測定が終わるまで、もう一眠りしてもいい。
目覚めることはやめて、私はゆったりと星を眺める。
…… 宇宙か。
昔、憧れたな。
…… あれ。
でも宇宙の中なら、なぜ星が瞬くのだろう…… ああ、夢だからか。
そうだ、ここを星の森と名付けよう。
きっと私は今、この星の森の主…… 動いたら、美しい森を壊してしまうから動けない、何か大きな生き物…… そうだな、ドラゴンにでもなっているのだろう。
星の森のドラゴン。
星が瞬き、時が過ぎ行くのをただ眺める…… 静かに、静かに。
…… 時々眠って見る夢では、私は相変わらず働いている。
何日も会社に泊まり込む。
帰宅すれば、妻が子供を連れて実家に行ってる。
すぐには迎えに行く元気がなくて、泥のように眠る……
目覚めればまた、美しいが変化のない星の森。
夢の中は大変なことになっている。
妻子を迎えに行く車の運転中、不意にかかる衝撃。
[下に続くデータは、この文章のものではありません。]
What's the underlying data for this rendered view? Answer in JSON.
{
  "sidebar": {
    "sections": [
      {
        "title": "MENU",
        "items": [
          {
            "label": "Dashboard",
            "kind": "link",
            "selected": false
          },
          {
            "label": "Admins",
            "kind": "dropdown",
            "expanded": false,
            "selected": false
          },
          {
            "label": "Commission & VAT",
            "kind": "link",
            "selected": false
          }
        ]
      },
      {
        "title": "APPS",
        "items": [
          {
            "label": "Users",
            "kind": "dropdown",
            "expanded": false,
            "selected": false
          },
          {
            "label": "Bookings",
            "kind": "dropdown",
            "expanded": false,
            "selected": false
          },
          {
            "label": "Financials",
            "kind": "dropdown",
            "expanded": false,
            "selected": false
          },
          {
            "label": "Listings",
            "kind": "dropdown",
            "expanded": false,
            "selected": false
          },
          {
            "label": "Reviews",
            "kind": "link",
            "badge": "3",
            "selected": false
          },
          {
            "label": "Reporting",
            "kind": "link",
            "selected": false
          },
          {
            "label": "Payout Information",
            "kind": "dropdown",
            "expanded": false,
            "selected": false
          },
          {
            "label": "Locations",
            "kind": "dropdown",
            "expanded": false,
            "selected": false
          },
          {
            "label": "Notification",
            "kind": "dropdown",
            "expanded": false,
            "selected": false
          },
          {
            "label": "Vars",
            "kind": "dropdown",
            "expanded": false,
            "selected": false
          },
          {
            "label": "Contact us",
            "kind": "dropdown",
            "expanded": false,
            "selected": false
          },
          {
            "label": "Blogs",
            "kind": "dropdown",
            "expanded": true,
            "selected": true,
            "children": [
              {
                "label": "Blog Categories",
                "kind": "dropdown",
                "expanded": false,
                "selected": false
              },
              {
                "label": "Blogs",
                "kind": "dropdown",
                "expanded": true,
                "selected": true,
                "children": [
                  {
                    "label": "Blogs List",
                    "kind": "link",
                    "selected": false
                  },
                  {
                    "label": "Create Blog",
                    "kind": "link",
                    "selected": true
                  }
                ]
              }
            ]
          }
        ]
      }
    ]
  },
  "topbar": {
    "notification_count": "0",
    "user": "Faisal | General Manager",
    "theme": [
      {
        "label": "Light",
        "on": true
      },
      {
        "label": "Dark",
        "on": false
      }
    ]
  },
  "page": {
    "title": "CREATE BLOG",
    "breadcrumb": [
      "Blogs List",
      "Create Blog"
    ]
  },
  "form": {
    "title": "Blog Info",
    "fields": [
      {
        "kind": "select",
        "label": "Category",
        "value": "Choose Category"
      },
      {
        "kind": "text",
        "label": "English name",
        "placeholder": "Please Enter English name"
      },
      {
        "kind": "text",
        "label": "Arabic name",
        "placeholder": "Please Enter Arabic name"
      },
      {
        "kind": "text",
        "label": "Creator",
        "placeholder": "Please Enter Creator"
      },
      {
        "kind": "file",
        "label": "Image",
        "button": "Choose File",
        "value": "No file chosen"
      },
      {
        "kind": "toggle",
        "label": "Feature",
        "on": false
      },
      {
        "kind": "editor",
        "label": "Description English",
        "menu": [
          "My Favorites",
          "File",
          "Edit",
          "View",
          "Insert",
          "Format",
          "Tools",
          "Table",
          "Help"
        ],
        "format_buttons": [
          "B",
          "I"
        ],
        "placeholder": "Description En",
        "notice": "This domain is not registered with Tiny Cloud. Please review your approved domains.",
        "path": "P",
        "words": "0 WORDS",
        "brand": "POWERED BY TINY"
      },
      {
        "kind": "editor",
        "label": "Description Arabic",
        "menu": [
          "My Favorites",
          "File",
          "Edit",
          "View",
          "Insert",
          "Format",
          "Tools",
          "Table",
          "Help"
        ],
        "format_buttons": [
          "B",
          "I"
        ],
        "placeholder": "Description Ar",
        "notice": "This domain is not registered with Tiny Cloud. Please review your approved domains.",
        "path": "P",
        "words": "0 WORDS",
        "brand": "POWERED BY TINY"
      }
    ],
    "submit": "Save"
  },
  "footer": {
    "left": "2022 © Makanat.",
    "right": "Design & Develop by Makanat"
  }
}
自分が乗ってる筈の車が、追突されて横転する映像が見える……。
目覚めた時まず見えたのは、心配そうな妻と子の顔。
そして医師の顔。
「健康診断は……」
いや、まだ夢の続きなのか。
「その健康診断の折から記憶を移し始めた培養脳を移植したんです。事故で脳死状態でしたから」
培養脳モニター契約、良いタイミングでしたね、と医師が言う。
「無事で良かった……」
妻子が涙ぐむ。
しかし本当に、私の妻子だろうか。